Pada suatu malam yang kelam di sebuah sekolah menengah pertama di daerah Jawa Tengah, terdengar kisah menyeramkan yang tak lekang oleh waktu. Sekolah itu, meskipun tampak biasa saja di siang hari, berubah menjadi tempat penuh misteri ketika malam mulai menyelimuti. Konon, di salah satu kelas lama yang sudah jarang dipakai, sering terdengar suara aneh dan penampakan bayangan putih. Masyarakat sekitar menyebutnya "Penunggu Kelas 7B".
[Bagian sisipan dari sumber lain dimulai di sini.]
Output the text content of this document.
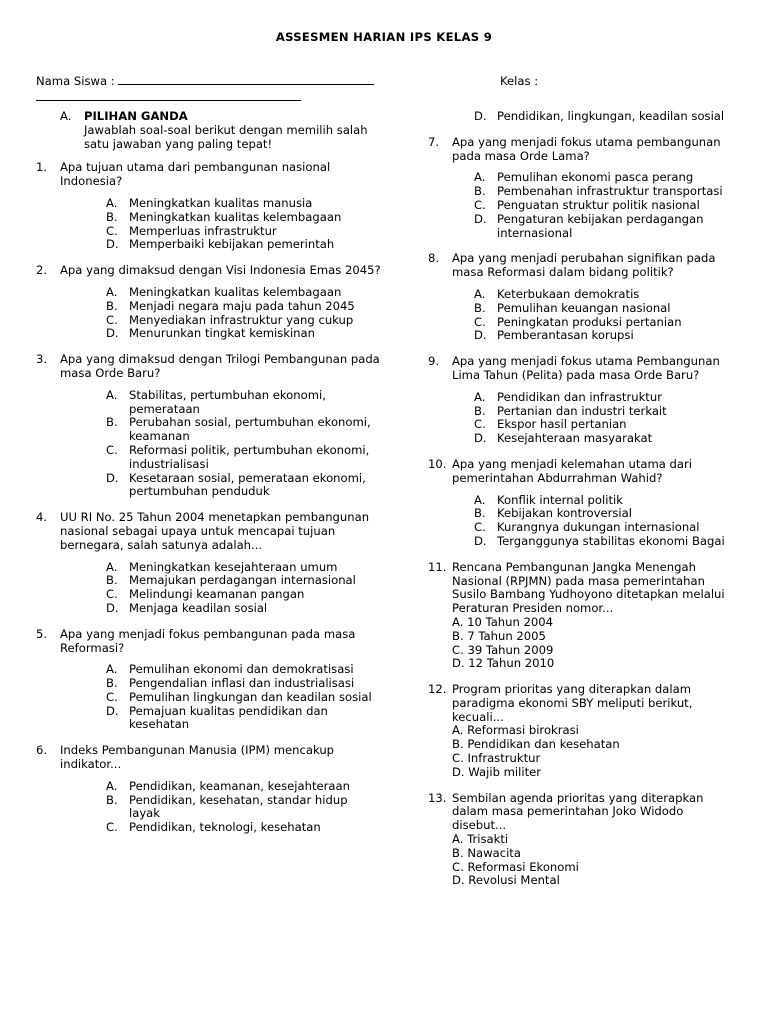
ASSESMEN HARIAN IPS KELAS 9
Nama Siswa :	Kelas :
A.	PILIHAN GANDA
Jawablah soal-soal berikut dengan memilih salah satu jawaban yang paling tepat!
1.	Apa tujuan utama dari pembangunan nasional Indonesia?
A. Meningkatkan kualitas manusia
B. Meningkatkan kualitas kelembagaan
C. Memperluas infrastruktur
D. Memperbaiki kebijakan pemerintah
2.	Apa yang dimaksud dengan Visi Indonesia Emas 2045?
A. Meningkatkan kualitas kelembagaan
B. Menjadi negara maju pada tahun 2045
C. Menyediakan infrastruktur yang cukup
D. Menurunkan tingkat kemiskinan
3.	Apa yang dimaksud dengan Trilogi Pembangunan pada masa Orde Baru?
A. Stabilitas, pertumbuhan ekonomi, pemerataan
B. Perubahan sosial, pertumbuhan ekonomi, keamanan
C. Reformasi politik, pertumbuhan ekonomi, industrialisasi
D. Kesetaraan sosial, pemerataan ekonomi, pertumbuhan penduduk
4.	UU RI No. 25 Tahun 2004 menetapkan pembangunan nasional sebagai upaya untuk mencapai tujuan bernegara, salah satunya adalah...
A. Meningkatkan kesejahteraan umum
B. Memajukan perdagangan internasional
C. Melindungi keamanan pangan
D. Menjaga keadilan sosial
5.	Apa yang menjadi fokus pembangunan pada masa Reformasi?
A. Pemulihan ekonomi dan demokratisasi
B. Pengendalian inflasi dan industrialisasi
C. Pemulihan lingkungan dan keadilan sosial
D. Pemajuan kualitas pendidikan dan kesehatan
6.	Indeks Pembangunan Manusia (IPM) mencakup indikator...
A. Pendidikan, keamanan, kesejahteraan
B. Pendidikan, kesehatan, standar hidup layak
C. Pendidikan, teknologi, kesehatan
D. Pendidikan, lingkungan, keadilan sosial
7.	Apa yang menjadi fokus utama pembangunan pada masa Orde Lama?
A. Pemulihan ekonomi pasca perang
B. Pembenahan infrastruktur transportasi
C. Penguatan struktur politik nasional
D. Pengaturan kebijakan perdagangan internasional
8.	Apa yang menjadi perubahan signifikan pada masa Reformasi dalam bidang politik?
A. Keterbukaan demokratis
B. Pemulihan keuangan nasional
C. Peningkatan produksi pertanian
D. Pemberantasan korupsi
9.	Apa yang menjadi fokus utama Pembangunan Lima Tahun (Pelita) pada masa Orde Baru?
A. Pendidikan dan infrastruktur
B. Pertanian dan industri terkait
C. Ekspor hasil pertanian
D. Kesejahteraan masyarakat
10. Apa yang menjadi kelemahan utama dari pemerintahan Abdurrahman Wahid?
A. Konflik internal politik
B. Kebijakan kontroversial
C. Kurangnya dukungan internasional
D. Terganggunya stabilitas ekonomi Bagai
11. Rencana Pembangunan Jangka Menengah Nasional (RPJMN) pada masa pemerintahan Susilo Bambang Yudhoyono ditetapkan melalui Peraturan Presiden nomor...
A. 10 Tahun 2004
B. 7 Tahun 2005
C. 39 Tahun 2009
D. 12 Tahun 2010
12. Program prioritas yang diterapkan dalam paradigma ekonomi SBY meliputi berikut, kecuali...
A. Reformasi birokrasi
B. Pendidikan dan kesehatan
C. Infrastruktur
D. Wajib militer
13. Sembilan agenda prioritas yang diterapkan dalam masa pemerintahan Joko Widodo disebut...
A. Trisakti
B. Nawacita
C. Reformasi Ekonomi
D. Revolusi Mental
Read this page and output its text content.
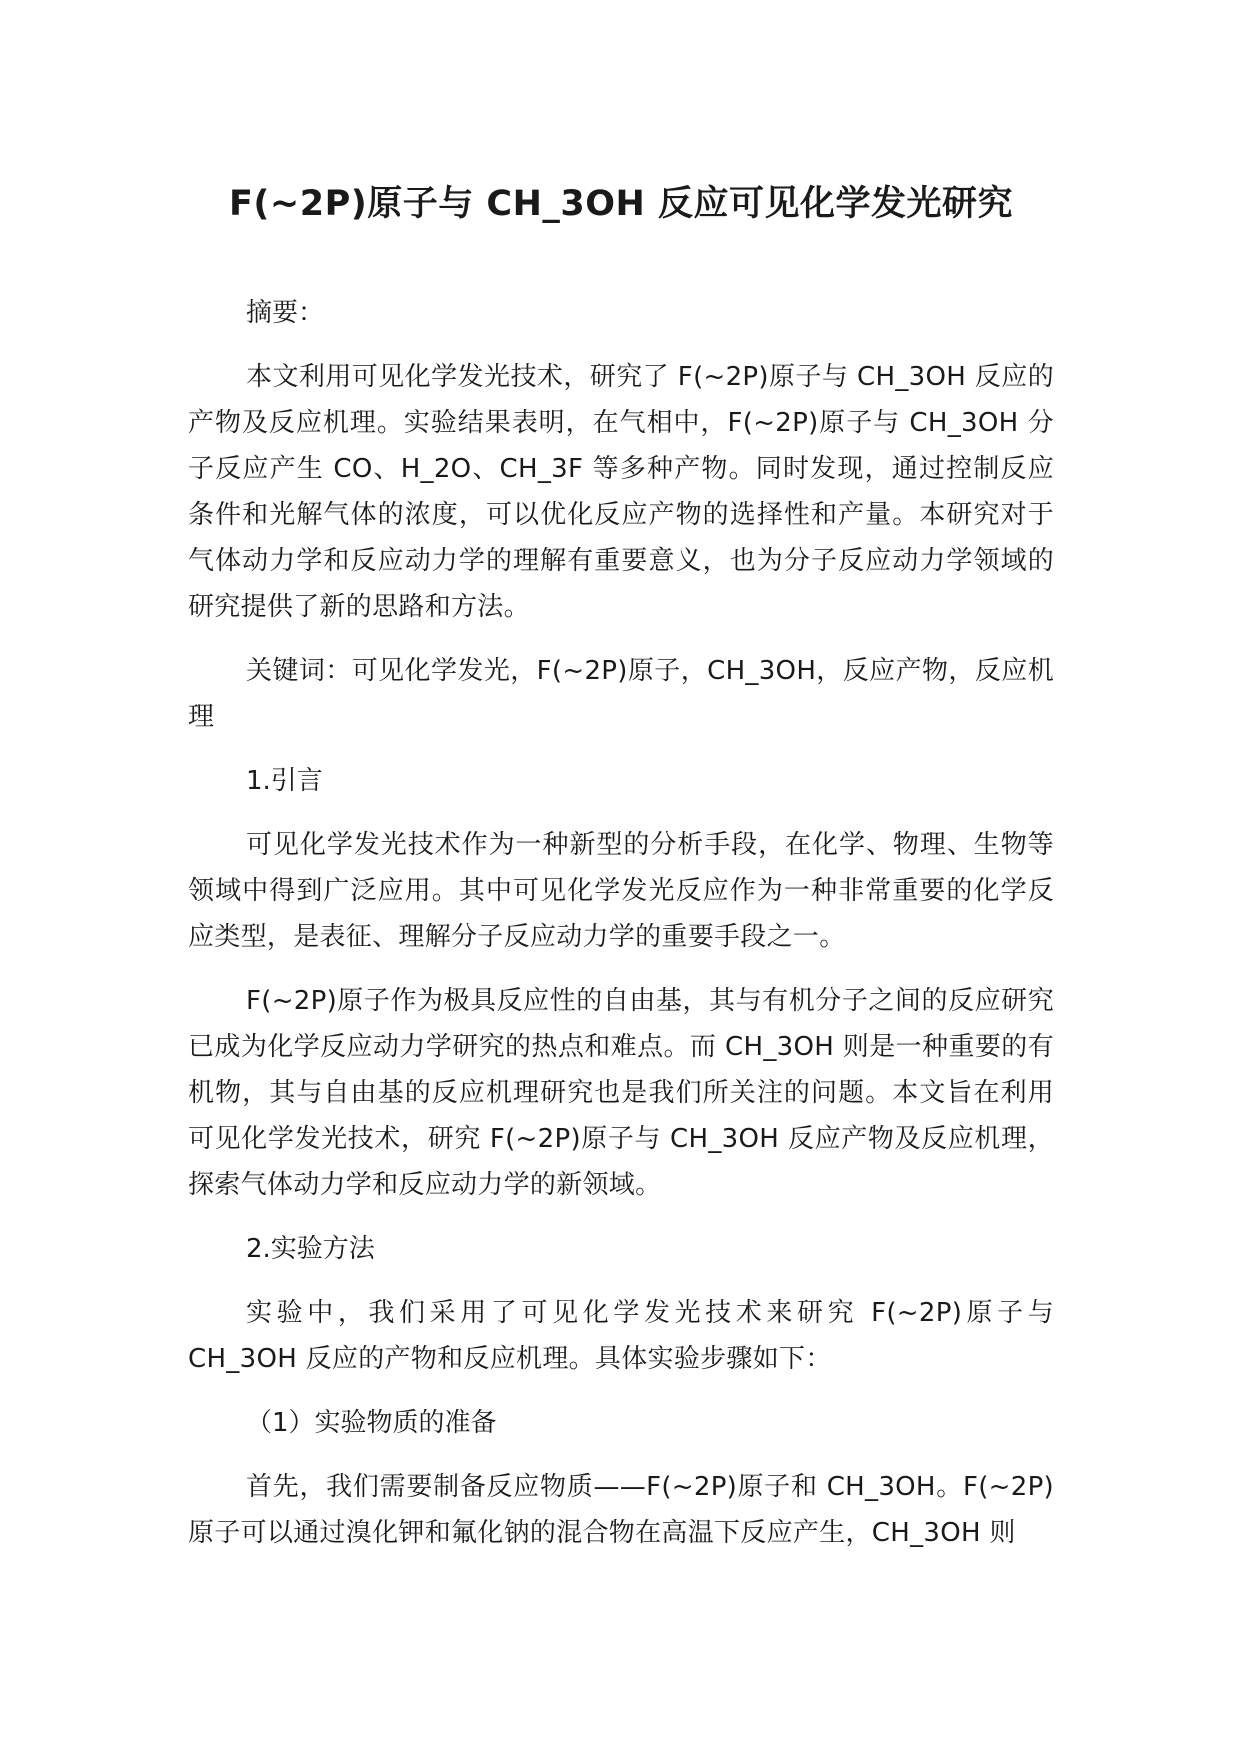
F(~2P)原子与 CH_3OH 反应可见化学发光研究

摘要：

本文利用可见化学发光技术，研究了 F(~2P)原子与 CH_3OH 反应的产物及反应机理。实验结果表明，在气相中，F(~2P)原子与 CH_3OH 分子反应产生 CO、H_2O、CH_3F 等多种产物。同时发现，通过控制反应条件和光解气体的浓度，可以优化反应产物的选择性和产量。本研究对于气体动力学和反应动力学的理解有重要意义，也为分子反应动力学领域的研究提供了新的思路和方法。

关键词：可见化学发光，F(~2P)原子，CH_3OH，反应产物，反应机理

1.引言

可见化学发光技术作为一种新型的分析手段，在化学、物理、生物等领域中得到广泛应用。其中可见化学发光反应作为一种非常重要的化学反应类型，是表征、理解分子反应动力学的重要手段之一。

F(~2P)原子作为极具反应性的自由基，其与有机分子之间的反应研究已成为化学反应动力学研究的热点和难点。而 CH_3OH 则是一种重要的有机物，其与自由基的反应机理研究也是我们所关注的问题。本文旨在利用可见化学发光技术，研究 F(~2P)原子与 CH_3OH 反应产物及反应机理，探索气体动力学和反应动力学的新领域。

2.实验方法

实验中，我们采用了可见化学发光技术来研究 F(~2P)原子与 CH_3OH 反应的产物和反应机理。具体实验步骤如下：

（1）实验物质的准备

首先，我们需要制备反应物质——F(~2P)原子和 CH_3OH。F(~2P)原子可以通过溴化钾和氟化钠的混合物在高温下反应产生，CH_3OH 则
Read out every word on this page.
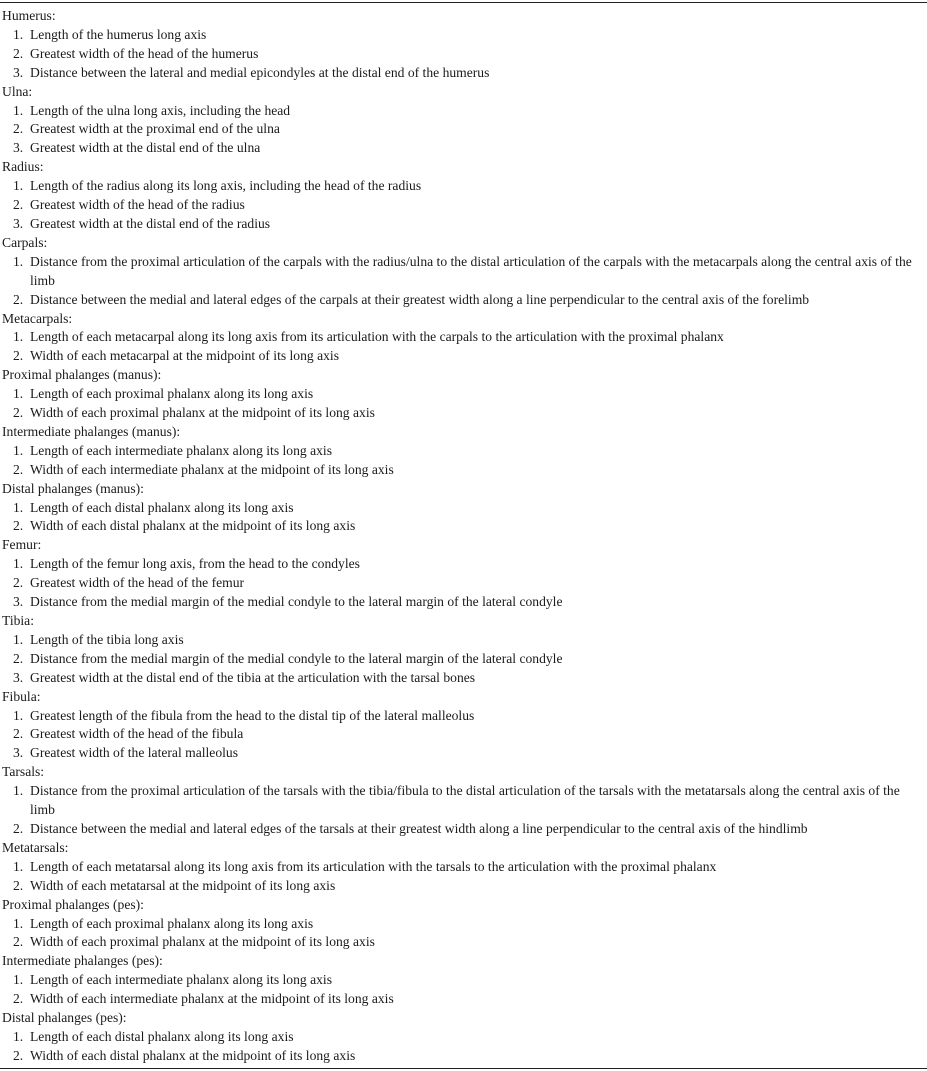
Humerus:
1. Length of the humerus long axis
2. Greatest width of the head of the humerus
3. Distance between the lateral and medial epicondyles at the distal end of the humerus
Ulna:
1. Length of the ulna long axis, including the head
2. Greatest width at the proximal end of the ulna
3. Greatest width at the distal end of the ulna
Radius:
1. Length of the radius along its long axis, including the head of the radius
2. Greatest width of the head of the radius
3. Greatest width at the distal end of the radius
Carpals:
1. Distance from the proximal articulation of the carpals with the radius/ulna to the distal articulation of the carpals with the metacarpals along the central axis of the limb
2. Distance between the medial and lateral edges of the carpals at their greatest width along a line perpendicular to the central axis of the forelimb
Metacarpals:
1. Length of each metacarpal along its long axis from its articulation with the carpals to the articulation with the proximal phalanx
2. Width of each metacarpal at the midpoint of its long axis
Proximal phalanges (manus):
1. Length of each proximal phalanx along its long axis
2. Width of each proximal phalanx at the midpoint of its long axis
Intermediate phalanges (manus):
1. Length of each intermediate phalanx along its long axis
2. Width of each intermediate phalanx at the midpoint of its long axis
Distal phalanges (manus):
1. Length of each distal phalanx along its long axis
2. Width of each distal phalanx at the midpoint of its long axis
Femur:
1. Length of the femur long axis, from the head to the condyles
2. Greatest width of the head of the femur
3. Distance from the medial margin of the medial condyle to the lateral margin of the lateral condyle
Tibia:
1. Length of the tibia long axis
2. Distance from the medial margin of the medial condyle to the lateral margin of the lateral condyle
3. Greatest width at the distal end of the tibia at the articulation with the tarsal bones
Fibula:
1. Greatest length of the fibula from the head to the distal tip of the lateral malleolus
2. Greatest width of the head of the fibula
3. Greatest width of the lateral malleolus
Tarsals:
1. Distance from the proximal articulation of the tarsals with the tibia/fibula to the distal articulation of the tarsals with the metatarsals along the central axis of the limb
2. Distance between the medial and lateral edges of the tarsals at their greatest width along a line perpendicular to the central axis of the hindlimb
Metatarsals:
1. Length of each metatarsal along its long axis from its articulation with the tarsals to the articulation with the proximal phalanx
2. Width of each metatarsal at the midpoint of its long axis
Proximal phalanges (pes):
1. Length of each proximal phalanx along its long axis
2. Width of each proximal phalanx at the midpoint of its long axis
Intermediate phalanges (pes):
1. Length of each intermediate phalanx along its long axis
2. Width of each intermediate phalanx at the midpoint of its long axis
Distal phalanges (pes):
1. Length of each distal phalanx along its long axis
2. Width of each distal phalanx at the midpoint of its long axis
Ceritanya berawal dari sekelompok siswa yang tergabung dalam ekstrakurikuler jurnalistik. Mereka diberi tugas untuk menulis cerita misteri lokal sebagai bagian dari proyek akhir semester. Adalah Rina, Dika, Tyo, dan Sarah yang memutuskan untuk menyelidiki langsung ke sumber cerita — Kelas 7B, ruang kelas yang sudah dikunci selama lebih dari lima tahun.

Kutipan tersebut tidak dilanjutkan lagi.